Chen Wen-Jie, He De-Shen, Tang Rui-Xue, Ren Fang-Hui, Chen Gang
Department of Pathology, First Affiliated Hospital of Guangxi Medical University, Nanning, China E-mail :
Asian Pac J Cancer Prev. 2015;16(2):411-20. doi: 10.7314/apjcp.2015.16.2.411.
Ki-67 has been widely used as an indicator of cell proliferation in gliomas. However, the role of Ki-67 as a prognostic marker is still undefined. Thus, we conducted a meta-analysis of the published literatures in order to clarify the impact of Ki-67 on survival in glioma cases. Eligible studies were identified in PubMed, EMBASE, ISI Web of Science, Cochrane Central Register of Controlled Trials, Science Direct and Wiley Online Library with the last search updated on August 31, 2014. The clinical characteristics, overall survival (OS) and progression- free survival (PFS) together with Ki-67 expression at different time points were extracted. A total of 51 studies, covering 4,307 patients, were included in the current meta-analysis. The results showed that overexpression of Ki-67 can predict poor OS (HR=1.66, 95%CI: 1.53-1.80; Z=11.87; p=0.000) and poor PFS (HR=1.67, 95%CI: 1.47-1.91; Z=7.67; p=0.000) in gliomas. Moreover, subgroup analyses also indicated that high level of Ki-67 expression was related to poor OS and PFS in glioma patients regardless of region, pathology type, cut-off value and statistical method. In conclusion, the current meta-analysis revealed that Ki-67 expression might be a predicative factor for poor prognosis of glioma patients, emphasizing its importance as a predictor.

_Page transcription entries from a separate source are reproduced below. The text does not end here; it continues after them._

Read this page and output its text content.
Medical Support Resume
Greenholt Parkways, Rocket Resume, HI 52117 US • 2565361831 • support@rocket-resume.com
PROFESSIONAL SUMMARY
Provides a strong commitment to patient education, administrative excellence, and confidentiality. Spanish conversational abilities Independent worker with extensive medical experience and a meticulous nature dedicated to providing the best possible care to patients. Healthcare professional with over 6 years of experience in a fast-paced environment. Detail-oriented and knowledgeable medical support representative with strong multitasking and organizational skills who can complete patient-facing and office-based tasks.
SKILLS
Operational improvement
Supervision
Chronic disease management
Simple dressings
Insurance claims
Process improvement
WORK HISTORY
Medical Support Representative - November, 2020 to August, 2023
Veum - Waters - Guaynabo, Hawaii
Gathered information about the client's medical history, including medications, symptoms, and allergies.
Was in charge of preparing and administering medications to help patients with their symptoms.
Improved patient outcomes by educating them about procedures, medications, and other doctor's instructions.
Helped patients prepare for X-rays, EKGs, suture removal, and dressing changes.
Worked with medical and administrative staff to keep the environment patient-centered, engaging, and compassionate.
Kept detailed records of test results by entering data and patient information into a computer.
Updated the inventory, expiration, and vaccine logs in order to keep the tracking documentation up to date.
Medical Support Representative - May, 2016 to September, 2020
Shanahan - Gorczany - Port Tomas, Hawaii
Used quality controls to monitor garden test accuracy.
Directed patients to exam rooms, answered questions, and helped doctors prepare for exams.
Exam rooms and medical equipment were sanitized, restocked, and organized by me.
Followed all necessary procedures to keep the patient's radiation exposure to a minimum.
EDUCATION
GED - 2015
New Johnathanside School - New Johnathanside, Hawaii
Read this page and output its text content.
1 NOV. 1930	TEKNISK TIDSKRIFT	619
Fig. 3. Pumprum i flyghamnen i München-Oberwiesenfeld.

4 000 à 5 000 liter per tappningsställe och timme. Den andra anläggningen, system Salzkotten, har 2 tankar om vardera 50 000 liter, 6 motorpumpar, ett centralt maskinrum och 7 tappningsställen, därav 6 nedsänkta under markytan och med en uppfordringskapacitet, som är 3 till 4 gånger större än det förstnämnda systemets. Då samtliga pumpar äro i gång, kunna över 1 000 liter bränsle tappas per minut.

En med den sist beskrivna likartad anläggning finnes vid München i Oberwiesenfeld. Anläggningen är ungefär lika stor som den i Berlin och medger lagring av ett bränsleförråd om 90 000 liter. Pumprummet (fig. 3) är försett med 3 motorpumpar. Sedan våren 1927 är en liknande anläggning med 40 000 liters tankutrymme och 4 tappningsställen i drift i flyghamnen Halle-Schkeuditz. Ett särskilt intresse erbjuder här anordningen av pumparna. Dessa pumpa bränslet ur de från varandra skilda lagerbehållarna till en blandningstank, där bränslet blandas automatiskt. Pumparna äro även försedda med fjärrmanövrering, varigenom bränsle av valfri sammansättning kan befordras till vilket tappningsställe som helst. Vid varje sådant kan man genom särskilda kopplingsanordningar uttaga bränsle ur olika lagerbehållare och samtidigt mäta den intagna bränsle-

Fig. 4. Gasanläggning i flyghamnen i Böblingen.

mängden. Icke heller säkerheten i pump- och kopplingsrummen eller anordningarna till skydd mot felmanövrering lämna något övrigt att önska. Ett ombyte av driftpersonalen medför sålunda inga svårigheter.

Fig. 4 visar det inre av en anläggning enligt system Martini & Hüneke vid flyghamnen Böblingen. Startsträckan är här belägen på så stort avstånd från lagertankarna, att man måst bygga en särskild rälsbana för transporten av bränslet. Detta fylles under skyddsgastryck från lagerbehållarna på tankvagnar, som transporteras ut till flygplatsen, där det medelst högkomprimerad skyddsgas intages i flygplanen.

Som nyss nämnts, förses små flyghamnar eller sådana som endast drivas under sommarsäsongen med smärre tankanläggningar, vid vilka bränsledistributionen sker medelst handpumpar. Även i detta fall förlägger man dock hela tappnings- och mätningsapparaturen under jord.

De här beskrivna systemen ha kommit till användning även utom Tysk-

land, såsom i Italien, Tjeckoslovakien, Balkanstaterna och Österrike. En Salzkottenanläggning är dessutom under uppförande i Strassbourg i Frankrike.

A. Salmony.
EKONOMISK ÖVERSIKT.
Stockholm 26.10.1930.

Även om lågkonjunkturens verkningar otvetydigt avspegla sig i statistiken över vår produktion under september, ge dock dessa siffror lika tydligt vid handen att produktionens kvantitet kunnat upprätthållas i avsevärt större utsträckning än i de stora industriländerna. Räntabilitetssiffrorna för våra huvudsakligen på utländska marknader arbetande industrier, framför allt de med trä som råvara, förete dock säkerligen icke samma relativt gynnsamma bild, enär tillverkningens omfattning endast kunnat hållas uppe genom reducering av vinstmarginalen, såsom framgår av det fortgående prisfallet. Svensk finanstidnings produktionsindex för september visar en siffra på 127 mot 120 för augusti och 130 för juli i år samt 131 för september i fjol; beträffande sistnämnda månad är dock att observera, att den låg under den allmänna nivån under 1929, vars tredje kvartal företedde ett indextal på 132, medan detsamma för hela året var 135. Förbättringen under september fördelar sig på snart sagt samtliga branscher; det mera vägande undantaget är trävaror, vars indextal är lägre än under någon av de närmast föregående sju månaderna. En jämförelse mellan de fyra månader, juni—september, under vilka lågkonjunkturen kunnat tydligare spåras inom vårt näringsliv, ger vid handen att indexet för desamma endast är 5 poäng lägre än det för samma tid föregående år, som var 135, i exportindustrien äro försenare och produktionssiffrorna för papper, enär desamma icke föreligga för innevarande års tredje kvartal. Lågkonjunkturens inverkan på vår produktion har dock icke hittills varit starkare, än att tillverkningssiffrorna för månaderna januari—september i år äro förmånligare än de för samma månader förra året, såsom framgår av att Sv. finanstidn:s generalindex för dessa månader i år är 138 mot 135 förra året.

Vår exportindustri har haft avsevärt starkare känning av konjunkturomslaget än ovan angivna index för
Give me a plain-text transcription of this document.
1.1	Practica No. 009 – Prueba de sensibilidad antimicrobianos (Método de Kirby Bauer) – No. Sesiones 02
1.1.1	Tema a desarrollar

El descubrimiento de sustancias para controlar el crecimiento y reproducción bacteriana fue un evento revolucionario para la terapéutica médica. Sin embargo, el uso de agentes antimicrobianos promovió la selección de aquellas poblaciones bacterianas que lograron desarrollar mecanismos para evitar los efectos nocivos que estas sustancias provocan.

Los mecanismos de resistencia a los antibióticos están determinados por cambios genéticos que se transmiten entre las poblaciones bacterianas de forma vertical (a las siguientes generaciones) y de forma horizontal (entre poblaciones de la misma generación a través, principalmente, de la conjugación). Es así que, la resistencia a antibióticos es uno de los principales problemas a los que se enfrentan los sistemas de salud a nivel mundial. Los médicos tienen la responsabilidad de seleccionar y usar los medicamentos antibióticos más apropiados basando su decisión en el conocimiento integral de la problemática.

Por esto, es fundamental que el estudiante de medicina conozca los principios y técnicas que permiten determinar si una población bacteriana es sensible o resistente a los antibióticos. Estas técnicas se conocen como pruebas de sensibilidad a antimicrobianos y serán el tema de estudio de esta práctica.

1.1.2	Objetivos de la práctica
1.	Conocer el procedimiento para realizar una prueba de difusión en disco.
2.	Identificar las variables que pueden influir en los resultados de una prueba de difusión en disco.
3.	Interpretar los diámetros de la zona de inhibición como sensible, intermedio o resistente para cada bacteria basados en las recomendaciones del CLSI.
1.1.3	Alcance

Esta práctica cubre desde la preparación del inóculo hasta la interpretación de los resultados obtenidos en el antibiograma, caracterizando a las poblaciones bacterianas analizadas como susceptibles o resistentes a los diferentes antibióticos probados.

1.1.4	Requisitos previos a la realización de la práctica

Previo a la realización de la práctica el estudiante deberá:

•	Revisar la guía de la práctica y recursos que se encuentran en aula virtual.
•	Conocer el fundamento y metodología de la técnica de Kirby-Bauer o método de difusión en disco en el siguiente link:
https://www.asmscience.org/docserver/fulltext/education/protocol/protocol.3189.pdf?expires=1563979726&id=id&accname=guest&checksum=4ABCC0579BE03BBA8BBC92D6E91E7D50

Ki-67已被广泛用作神经胶质瘤细胞增殖的指标。然而,Ki-67作为一种预后标志物的作用仍不明确。因此,我们对已发表的文献进行了荟萃分析,以阐明Ki-67对神经胶质瘤患者生存的影响。通过在PubMed、EMBASE、ISI科学网、Cochrane对照试验中央注册库、Science Direct和Wiley Online Library中检索,确定符合条件的研究,最后一次检索更新于2014年8月31日。提取临床特征、总生存期(OS)和无进展生存期(PFS)以及不同时间点的Ki-67表达情况。本荟萃分析共纳入51项研究,涵盖4307例患者。结果显示,Ki-67过表达可预测神经胶质瘤患者的OS较差(HR=1.66,95%CI:1.53-1.80;Z=11.87;p=0.000)和PFS较差(HR=1.67,95%CI:1.47-1.91;Z=7.67;p=0.000)。此外,亚组分析还表明,无论地区、病理类型、临界值和统计方法如何,Ki-67高表达均与神经胶质瘤患者较差的OS和PFS相关。总之,当前的荟萃分析表明,Ki-67表达可能是神经胶质瘤患者预后不良的预测因素,强调了其作为预测指标的重要性。